The major made an affectation of feeling in all his pockets for his lost purse, and then, with a serio-comic look, he said—

"By Jove, some rascal has picked my pocket."

"Never mind me," said Mrs. Lovett, "I don't want payment for the pies."

"Well, but—the—the glover. Poor devil, and I promised him his money this morning. For a soldier and a man of honour to break his word is death. What shall I do?—Mrs. L., could you lend me a couple of guineas until I have the happiness of seeing you again?"

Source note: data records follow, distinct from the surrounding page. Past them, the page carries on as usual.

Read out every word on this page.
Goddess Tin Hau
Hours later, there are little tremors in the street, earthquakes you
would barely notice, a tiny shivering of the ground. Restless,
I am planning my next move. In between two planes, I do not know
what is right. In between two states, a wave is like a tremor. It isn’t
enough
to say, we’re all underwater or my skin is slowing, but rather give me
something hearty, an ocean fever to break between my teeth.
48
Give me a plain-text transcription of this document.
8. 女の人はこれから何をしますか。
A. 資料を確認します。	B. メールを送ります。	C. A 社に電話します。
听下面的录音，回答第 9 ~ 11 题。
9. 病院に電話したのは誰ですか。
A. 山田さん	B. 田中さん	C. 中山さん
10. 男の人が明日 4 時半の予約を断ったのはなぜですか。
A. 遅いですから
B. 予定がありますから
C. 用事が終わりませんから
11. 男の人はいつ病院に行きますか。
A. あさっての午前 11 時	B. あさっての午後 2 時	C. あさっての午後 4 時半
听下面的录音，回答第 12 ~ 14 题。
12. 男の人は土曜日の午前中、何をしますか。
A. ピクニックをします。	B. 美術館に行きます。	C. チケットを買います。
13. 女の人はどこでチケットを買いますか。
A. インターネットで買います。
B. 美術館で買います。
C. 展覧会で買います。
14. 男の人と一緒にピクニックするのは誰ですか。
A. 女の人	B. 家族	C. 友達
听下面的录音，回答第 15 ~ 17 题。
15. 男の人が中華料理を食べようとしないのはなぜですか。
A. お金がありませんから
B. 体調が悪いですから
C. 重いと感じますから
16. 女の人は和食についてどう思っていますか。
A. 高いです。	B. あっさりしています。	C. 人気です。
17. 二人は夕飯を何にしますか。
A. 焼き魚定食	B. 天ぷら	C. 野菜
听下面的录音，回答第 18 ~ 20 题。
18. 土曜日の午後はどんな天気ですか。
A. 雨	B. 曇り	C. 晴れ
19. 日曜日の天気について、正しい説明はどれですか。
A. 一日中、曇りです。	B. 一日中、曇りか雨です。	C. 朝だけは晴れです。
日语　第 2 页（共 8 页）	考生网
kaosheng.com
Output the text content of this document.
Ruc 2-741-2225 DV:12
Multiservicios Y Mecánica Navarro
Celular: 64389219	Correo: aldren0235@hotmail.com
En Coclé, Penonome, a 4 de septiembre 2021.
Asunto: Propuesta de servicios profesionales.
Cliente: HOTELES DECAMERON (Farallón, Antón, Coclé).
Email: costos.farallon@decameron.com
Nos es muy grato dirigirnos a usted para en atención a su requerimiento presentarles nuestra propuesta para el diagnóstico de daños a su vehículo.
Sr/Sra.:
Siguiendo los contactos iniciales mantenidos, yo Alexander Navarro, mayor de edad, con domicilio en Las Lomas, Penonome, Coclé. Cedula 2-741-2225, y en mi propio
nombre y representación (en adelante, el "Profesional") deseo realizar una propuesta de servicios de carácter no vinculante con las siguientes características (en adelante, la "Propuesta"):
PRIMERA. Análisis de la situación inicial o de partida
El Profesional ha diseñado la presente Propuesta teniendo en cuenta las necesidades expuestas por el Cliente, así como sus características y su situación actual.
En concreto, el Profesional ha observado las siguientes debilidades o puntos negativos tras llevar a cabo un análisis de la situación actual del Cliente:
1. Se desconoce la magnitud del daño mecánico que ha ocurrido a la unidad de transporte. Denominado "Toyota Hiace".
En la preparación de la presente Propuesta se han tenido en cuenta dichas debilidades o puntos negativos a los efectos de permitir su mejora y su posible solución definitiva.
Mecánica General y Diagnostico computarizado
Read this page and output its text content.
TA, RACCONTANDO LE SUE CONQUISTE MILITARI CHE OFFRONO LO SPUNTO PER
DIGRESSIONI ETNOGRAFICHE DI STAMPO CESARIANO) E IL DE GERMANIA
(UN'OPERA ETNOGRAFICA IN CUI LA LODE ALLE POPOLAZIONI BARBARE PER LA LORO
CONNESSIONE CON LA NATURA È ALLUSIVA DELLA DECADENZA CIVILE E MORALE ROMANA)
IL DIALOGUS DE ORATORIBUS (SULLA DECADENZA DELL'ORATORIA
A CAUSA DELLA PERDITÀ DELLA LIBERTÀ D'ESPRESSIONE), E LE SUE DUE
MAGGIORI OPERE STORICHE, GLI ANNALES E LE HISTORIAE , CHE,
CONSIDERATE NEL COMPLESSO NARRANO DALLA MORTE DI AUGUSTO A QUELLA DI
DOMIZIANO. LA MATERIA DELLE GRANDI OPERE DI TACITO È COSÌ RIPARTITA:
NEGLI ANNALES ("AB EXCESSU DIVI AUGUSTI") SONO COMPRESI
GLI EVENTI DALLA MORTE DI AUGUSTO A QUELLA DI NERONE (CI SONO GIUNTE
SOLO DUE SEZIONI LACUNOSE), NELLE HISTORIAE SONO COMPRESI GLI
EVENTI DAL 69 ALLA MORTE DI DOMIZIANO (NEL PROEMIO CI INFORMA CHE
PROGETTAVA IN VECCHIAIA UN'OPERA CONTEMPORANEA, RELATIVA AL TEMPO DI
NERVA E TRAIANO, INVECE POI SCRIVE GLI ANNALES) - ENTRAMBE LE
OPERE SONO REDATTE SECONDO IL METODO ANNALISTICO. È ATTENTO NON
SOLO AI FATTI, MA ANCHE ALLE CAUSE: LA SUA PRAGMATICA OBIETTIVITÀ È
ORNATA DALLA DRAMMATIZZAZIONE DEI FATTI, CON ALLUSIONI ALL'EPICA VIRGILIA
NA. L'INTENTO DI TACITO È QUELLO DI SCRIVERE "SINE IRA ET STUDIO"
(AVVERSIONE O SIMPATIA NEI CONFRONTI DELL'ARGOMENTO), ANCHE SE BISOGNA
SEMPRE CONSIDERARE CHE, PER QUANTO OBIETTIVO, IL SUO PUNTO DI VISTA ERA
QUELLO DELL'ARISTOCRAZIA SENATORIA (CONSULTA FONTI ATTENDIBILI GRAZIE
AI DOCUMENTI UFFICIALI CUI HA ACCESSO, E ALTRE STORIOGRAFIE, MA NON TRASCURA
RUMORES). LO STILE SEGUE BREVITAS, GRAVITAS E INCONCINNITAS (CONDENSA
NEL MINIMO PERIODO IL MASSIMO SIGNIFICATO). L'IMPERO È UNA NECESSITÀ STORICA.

"Certainly, major, certainly I can."

The gallant son of Mars pocketed the coins, and after saluting Mrs. Lovett some half score of times—and she, the beast, liked it—he left the shop and went chuckling into the Strand, where in a few minutes he was in a pot-house, from whence he emerged not until he had liquidated one of the guineas. Was Mrs. Lovett taken in by the major? Did she believe his title, or his wealth, and his common honesty? Did she believe in the story of the purse and of the two guineas that were to be paid to the poor glover because he wanted them? No—no—certainly not. But for all that, she admired the major.—He was her beau ideal of a fine man! That was sufficient. Moreover, being what he was—a rogue, cheat, and common swindler—she could exercise, so she thought, a species of control over him which no decent man would put up with, and so in her own mind she had determined to marry the major and fly; but as she said—"There was a little something to be done first." Did that relate to the disposal of Todd? We shall see. If she calculated upon the major putting Sweeney Todd out of the way, she sadly miscalculated; but the wisest heads will blunder. Compared to Todd, the major was indeed a poor creature; but Mrs. Lovett, in the stern courage of her own intellect, could not conceive the possibility of the great, puffy, bloated, fierce Major Bounce being as arrant a coward as ever was kicked. He was so, though, for all that. After he had left her, Mrs. Lovett sat for a long time in a profound reverie, and as it happened that no one came into the shop; the current of her evil thoughts was uninterrupted.

"I have sufficient," she said; "and before it gets too late, I will leave this mode of life. Why did I—tempted by the fiend Todd—undertake it, but that I might make wealth by it, and so assume a position that my heart panted for. I will not delay until it is too late, or I may lose the enjoyment that I have sacrificed so much to find the means of getting. I live in this world but for the gratification of the senses, and finding that I could not gratify them without abundant means, I fell upon this plan. I—ah—that is he—"

Suddenly the swaggering companion, the redoubtable Major Bounce, rushed past the shop-window, without so much as looking in for a single moment, and made his way towards Carey Street. Mrs. Lovett started up and made her way into the front shop. Major Bounce was out of sight, but from Fleet Street came a poor, draggled, miserable looking woman, making vain efforts at a speed which her weakness prevented her from keeping up.—She called aloud—

"Stop! stop!—only a moment, Flukes! Only a moment, John. Stop!—stop!"